By bringing other data sources (interviews) into the process, and showing how young people can engage with more than one form of analysis (phenomenological and interactional), we will develop a methodology that other researchers can use, in order that they can also co-analyse data with young people, and benefit from young people's expertise. These methodological developments will be transformative for the field of youth mental health research, enabling qualitative researchers to capture a much fuller picture of young people's experiences, and to work much more equitably alongside young people.

Technical Summary

It is crucial to understand young people's subjective experiences of mental healthcare. Existing methods tend to oversimplify and decontextualise these experiences. Methodological innovation is needed to provide a more systemic view.

The ethical and epistemic benefits of co-producing research with young people are now evident. Any new methodology thus must incorporate strategies for conceptualising and implementing the active involvement of young people in research.
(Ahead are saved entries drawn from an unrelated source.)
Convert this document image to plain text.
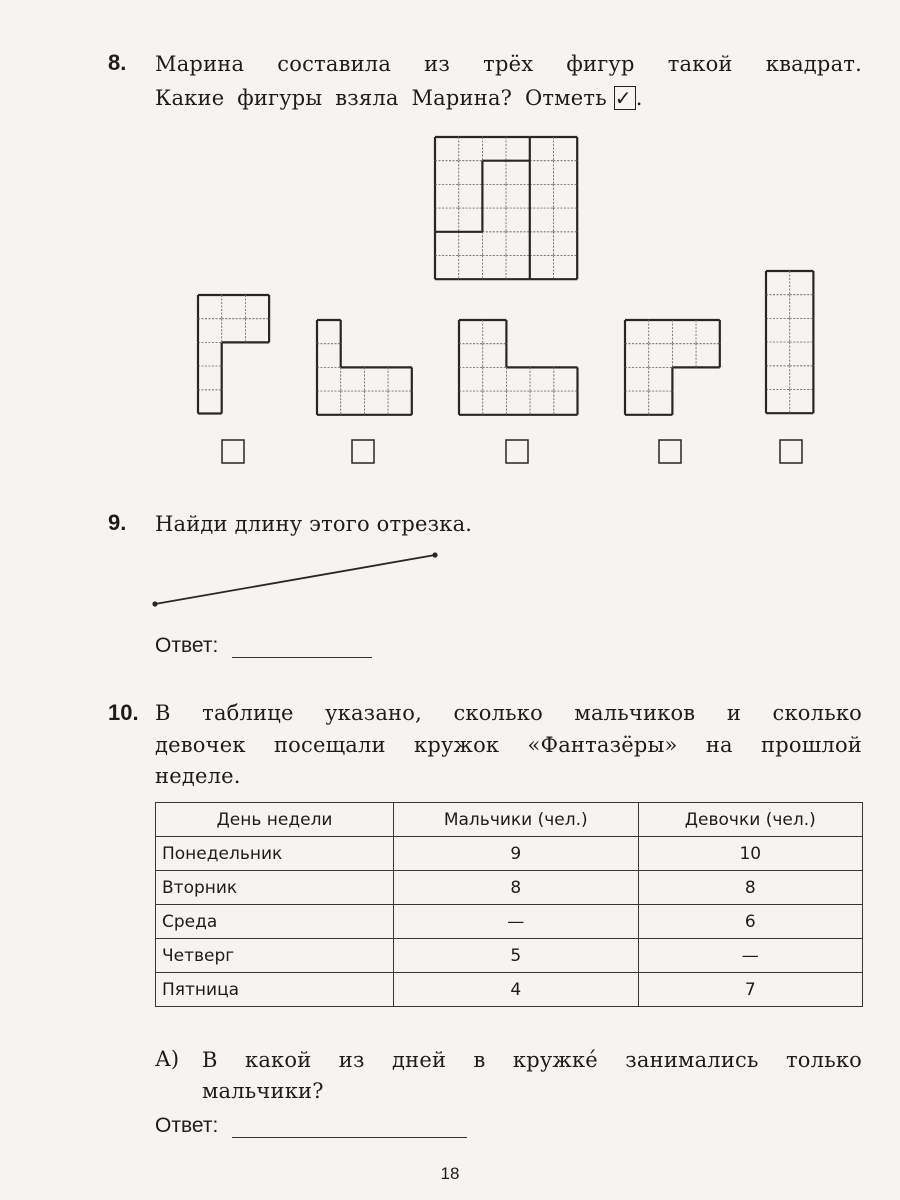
8. Марина составила из трёх фигур такой квадрат.
Какие фигуры взяла Марина? Отметь ✓ .
9. Найди длину этого отрезка.
Ответ:
10. В таблице указано, сколько мальчиков и сколько
девочек посещали кружок «Фантазёры» на прошлой
неделе.
День недели	Мальчики (чел.)	Девочки (чел.)
Понедельник	9	10
Вторник	8	8
Среда	—	6
Четверг	5	—
Пятница	4	7
А) В какой из дней в кружке́ занимались только
мальчики?
Ответ:
18
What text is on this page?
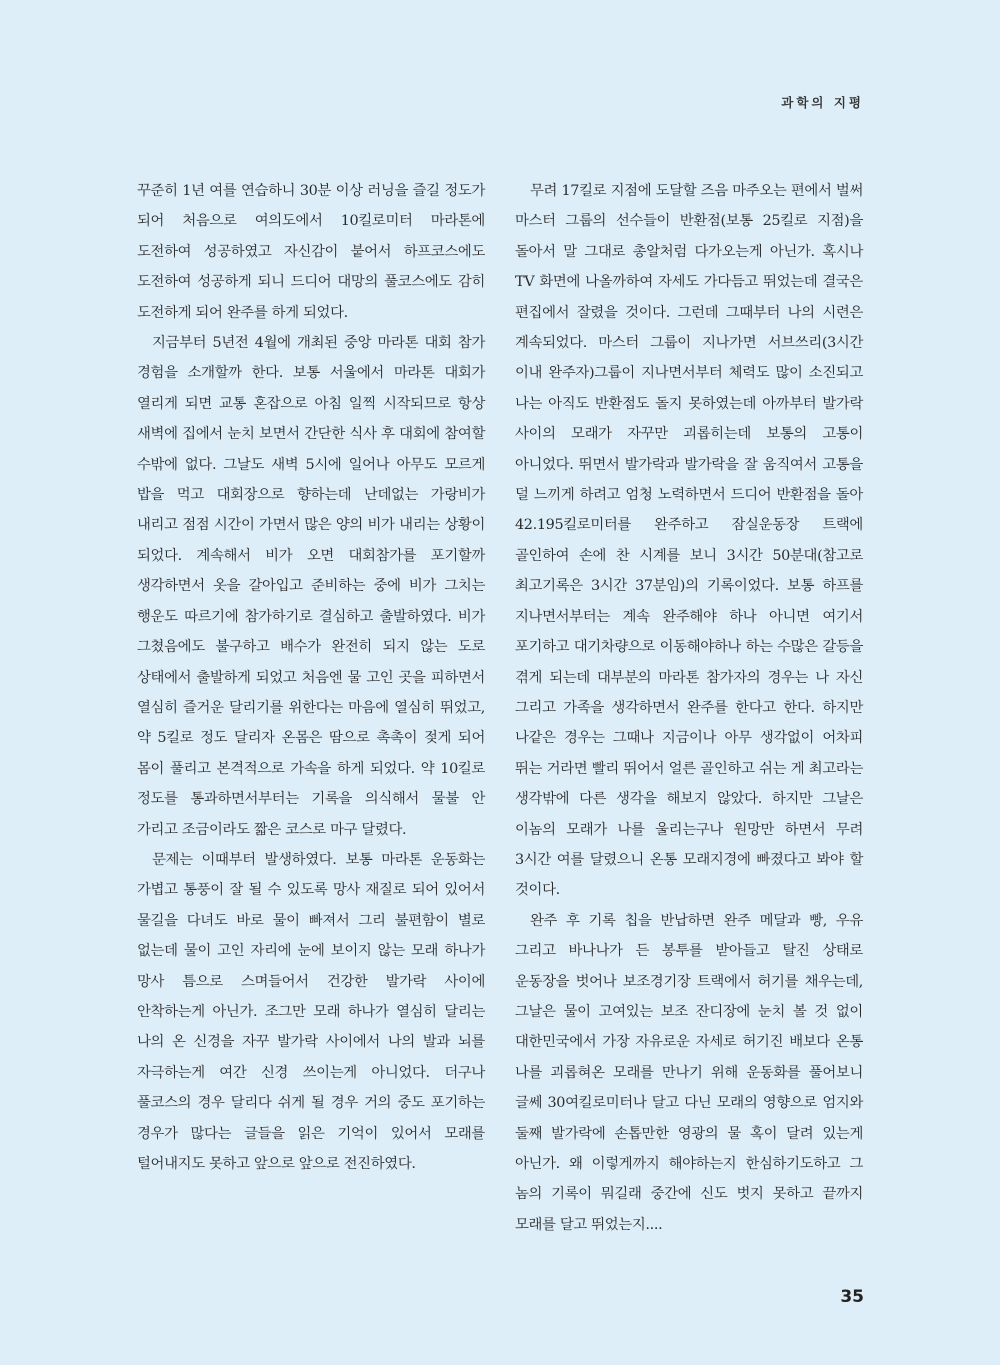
과학의 지평

꾸준히 1년 여를 연습하니 30분 이상 러닝을 즐길 정도가 되어 처음으로 여의도에서 10킬로미터 마라톤에 도전하여 성공하였고 자신감이 붙어서 하프코스에도 도전하여 성공하게 되니 드디어 대망의 풀코스에도 감히 도전하게 되어 완주를 하게 되었다.

지금부터 5년전 4월에 개최된 중앙 마라톤 대회 참가 경험을 소개할까 한다. 보통 서울에서 마라톤 대회가 열리게 되면 교통 혼잡으로 아침 일찍 시작되므로 항상 새벽에 집에서 눈치 보면서 간단한 식사 후 대회에 참여할 수밖에 없다. 그날도 새벽 5시에 일어나 아무도 모르게 밥을 먹고 대회장으로 향하는데 난데없는 가랑비가 내리고 점점 시간이 가면서 많은 양의 비가 내리는 상황이 되었다. 계속해서 비가 오면 대회참가를 포기할까 생각하면서 옷을 갈아입고 준비하는 중에 비가 그치는 행운도 따르기에 참가하기로 결심하고 출발하였다. 비가 그쳤음에도 불구하고 배수가 완전히 되지 않는 도로 상태에서 출발하게 되었고 처음엔 물 고인 곳을 피하면서 열심히 즐거운 달리기를 위한다는 마음에 열심히 뛰었고, 약 5킬로 정도 달리자 온몸은 땀으로 촉촉이 젖게 되어 몸이 풀리고 본격적으로 가속을 하게 되었다. 약 10킬로 정도를 통과하면서부터는 기록을 의식해서 물불 안 가리고 조금이라도 짧은 코스로 마구 달렸다.

문제는 이때부터 발생하였다. 보통 마라톤 운동화는 가볍고 통풍이 잘 될 수 있도록 망사 재질로 되어 있어서 물길을 다녀도 바로 물이 빠져서 그리 불편함이 별로 없는데 물이 고인 자리에 눈에 보이지 않는 모래 하나가 망사 틈으로 스며들어서 건강한 발가락 사이에 안착하는게 아닌가. 조그만 모래 하나가 열심히 달리는 나의 온 신경을 자꾸 발가락 사이에서 나의 발과 뇌를 자극하는게 여간 신경 쓰이는게 아니었다. 더구나 풀코스의 경우 달리다 쉬게 될 경우 거의 중도 포기하는 경우가 많다는 글들을 읽은 기억이 있어서 모래를 털어내지도 못하고 앞으로 앞으로 전진하였다.

무려 17킬로 지점에 도달할 즈음 마주오는 편에서 벌써 마스터 그룹의 선수들이 반환점(보통 25킬로 지점)을 돌아서 말 그대로 총알처럼 다가오는게 아닌가. 혹시나 TV 화면에 나올까하여 자세도 가다듬고 뛰었는데 결국은 편집에서 잘렸을 것이다. 그런데 그때부터 나의 시련은 계속되었다. 마스터 그룹이 지나가면 서브쓰리(3시간 이내 완주자)그룹이 지나면서부터 체력도 많이 소진되고 나는 아직도 반환점도 돌지 못하였는데 아까부터 발가락 사이의 모래가 자꾸만 괴롭히는데 보통의 고통이 아니었다. 뛰면서 발가락과 발가락을 잘 움직여서 고통을 덜 느끼게 하려고 엄청 노력하면서 드디어 반환점을 돌아 42.195킬로미터를 완주하고 잠실운동장 트랙에 골인하여 손에 찬 시계를 보니 3시간 50분대(참고로 최고기록은 3시간 37분임)의 기록이었다. 보통 하프를 지나면서부터는 계속 완주해야 하나 아니면 여기서 포기하고 대기차량으로 이동해야하나 하는 수많은 갈등을 겪게 되는데 대부분의 마라톤 참가자의 경우는 나 자신 그리고 가족을 생각하면서 완주를 한다고 한다. 하지만 나같은 경우는 그때나 지금이나 아무 생각없이 어차피 뛰는 거라면 빨리 뛰어서 얼른 골인하고 쉬는 게 최고라는 생각밖에 다른 생각을 해보지 않았다. 하지만 그날은 이놈의 모래가 나를 울리는구나 원망만 하면서 무려 3시간 여를 달렸으니 온통 모래지경에 빠졌다고 봐야 할 것이다.

완주 후 기록 칩을 반납하면 완주 메달과 빵, 우유 그리고 바나나가 든 봉투를 받아들고 탈진 상태로 운동장을 벗어나 보조경기장 트랙에서 허기를 채우는데, 그날은 물이 고여있는 보조 잔디장에 눈치 볼 것 없이 대한민국에서 가장 자유로운 자세로 허기진 배보다 온통 나를 괴롭혀온 모래를 만나기 위해 운동화를 풀어보니 글쎄 30여킬로미터나 달고 다닌 모래의 영향으로 엄지와 둘째 발가락에 손톱만한 영광의 물 혹이 달려 있는게 아닌가. 왜 이렇게까지 해야하는지 한심하기도하고 그 놈의 기록이 뭐길래 중간에 신도 벗지 못하고 끝까지 모래를 달고 뛰었는지....

35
While significant progress has been made for many aspects of the research process, the field of youth mental health lacks a methodology for involving young people in data analysis and interpretation.

Our proposal connects these two problems by suggesting that different forms of expertise can be understood in terms of the different perspectives they provide. Bringing more than one perspective supports more comprehensive analysis. We will work with young experts-by-experience, in the context of an interdisciplinary approach. An independent youth-led evaluation will examine the pilot work which we have completed so far, to identify barriers and facilitators to successful co-analysis. We will then follow a prototype-refinement process to carry out a full application of our proposed methodology. This will examine young people's encounters with professionals about their mental health. We will conduct co-analysis with young people (aged 15-24), examining two innovative data types (image-based interviews and video-recorded clinical interactions), and employing two established qualitative methods (Interpretative Phenomenological Analysis and Conversation Analysis) in a novel complementary design. We will document our process, strategies, and resources. We will work with young people and other stakeholders to develop materials to allow the wider research community to plan, fund, implement, conceptualise, evaluate and adapt our methodology for other crucial topics in the field of adolescent mental health.